About Prickly Ash
Prickly ash (Zanthoxylum americanum and Z. clava-herculis) bark and berries contain isoquinoline alkaloids (chelerythrine, magnoflorine), coumarins, and lignans. Sometimes called 'toothache tree' for traditional topical numbing application — chewing the bark causes oral tingling/numbness from sanshool alkaloids. Marketed as a 'circulatory stimulant' in 19th-century American Eclectic medicine and carried into modern herbal bitters; modern RCT evidence for circulatory, anti-inflammatory, or antimicrobial claims is essentially absent.
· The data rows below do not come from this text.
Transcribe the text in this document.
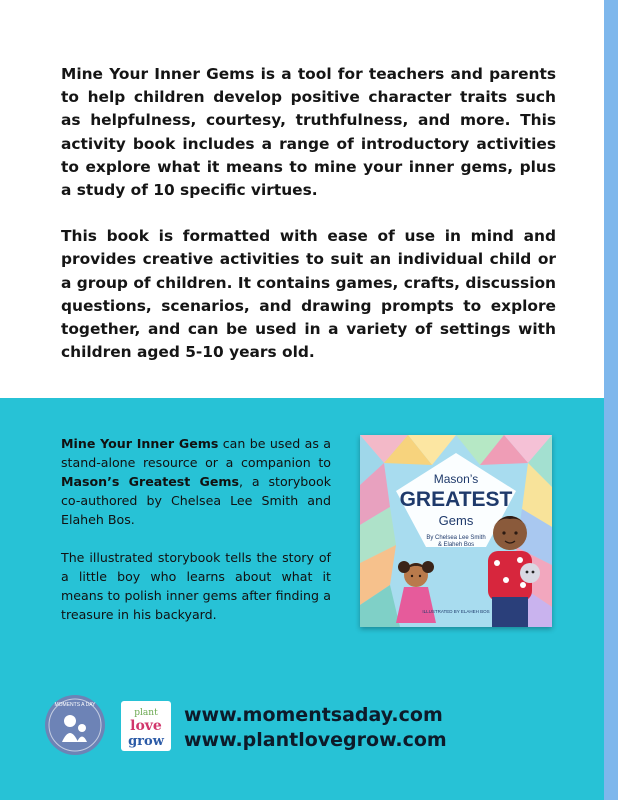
Mine Your Inner Gems is a tool for teachers and parents to help children develop positive character traits such as helpfulness, courtesy, truthfulness, and more. This activity book includes a range of introductory activities to explore what it means to mine your inner gems, plus a study of 10 specific virtues.

This book is formatted with ease of use in mind and provides creative activities to suit an individual child or a group of children. It contains games, crafts, discussion questions, scenarios, and drawing prompts to explore together, and can be used in a variety of settings with children aged 5-10 years old.

Mine Your Inner Gems can be used as a stand-alone resource or a companion to Mason’s Greatest Gems, a storybook co-authored by Chelsea Lee Smith and Elaheh Bos.

The illustrated storybook tells the story of a little boy who learns about what it means to polish inner gems after finding a treasure in his backyard.

Mason’s
GREATEST
Gems
By Chelsea Lee Smith
& Elaheh Bos
ILLUSTRATED BY ELAHEH BOS
MOMENTS A DAY
plant
love
grow
www.momentsaday.com
www.plantlovegrow.com
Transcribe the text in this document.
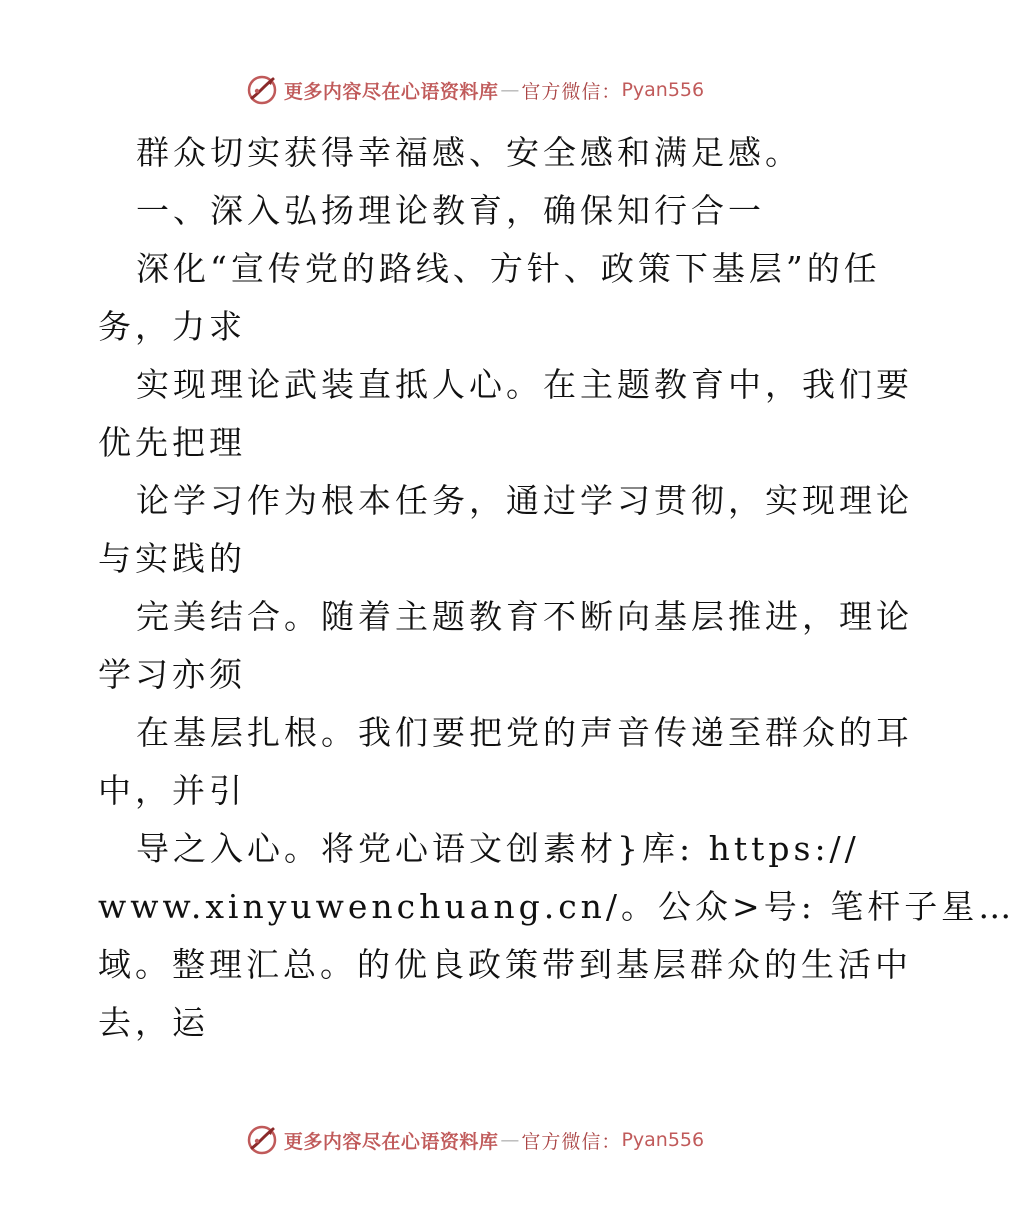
更多内容尽在心语资料库 — 官方微信： Pyan556
群众切实获得幸福感、安全感和满足感。
一、深入弘扬理论教育，确保知行合一
深化“宣传党的路线、方针、政策下基层”的任
务，力求
实现理论武装直抵人心。在主题教育中，我们要
优先把理
论学习作为根本任务，通过学习贯彻，实现理论
与实践的
完美结合。随着主题教育不断向基层推进，理论
学习亦须
在基层扎根。我们要把党的声音传递至群众的耳
中，并引
导之入心。将党心语文创素材}库: https://
www.xinyuwenchuang.cn/。公众>号: 笔杆子星…
域。整理汇总。的优良政策带到基层群众的生活中
去，运
更多内容尽在心语资料库 — 官方微信： Pyan556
SAFETY: photosensitization possible (coumarin content), additive bleeding risk with anticoagulants (in vitro platelet inhibition), and theoretical hepatic enzyme interactions. Avoid in pregnancy. The chelerythrine alkaloid has documented cytotoxicity in vitro at higher concentrations — unclear clinical relevance at supplement doses. Inclusion in cleanse bitters is purely traditional.
What Prickly Ash supports
- Topical sanshool tingling underlies traditional 'toothache tree' use; systemic claims are tradition-only
- Theoretical photosensitivity and additive bleeding risk; no modern safety RCTs
How much Prickly Ash to take
The RDA prevents deficiency. The effective range is what clinical trials used to actually move the outcome.
Effective
100–500
mg
Traditional Eclectic-era American herbalist dosing range. No modern clinical dose-finding studies — therapeutic dose is undefined.
Clinical evidence
Limited clinical evidence. Eclectic-medicine tradition; no modern clinical evidence for marketed circulatory or anti-inflammatory claims.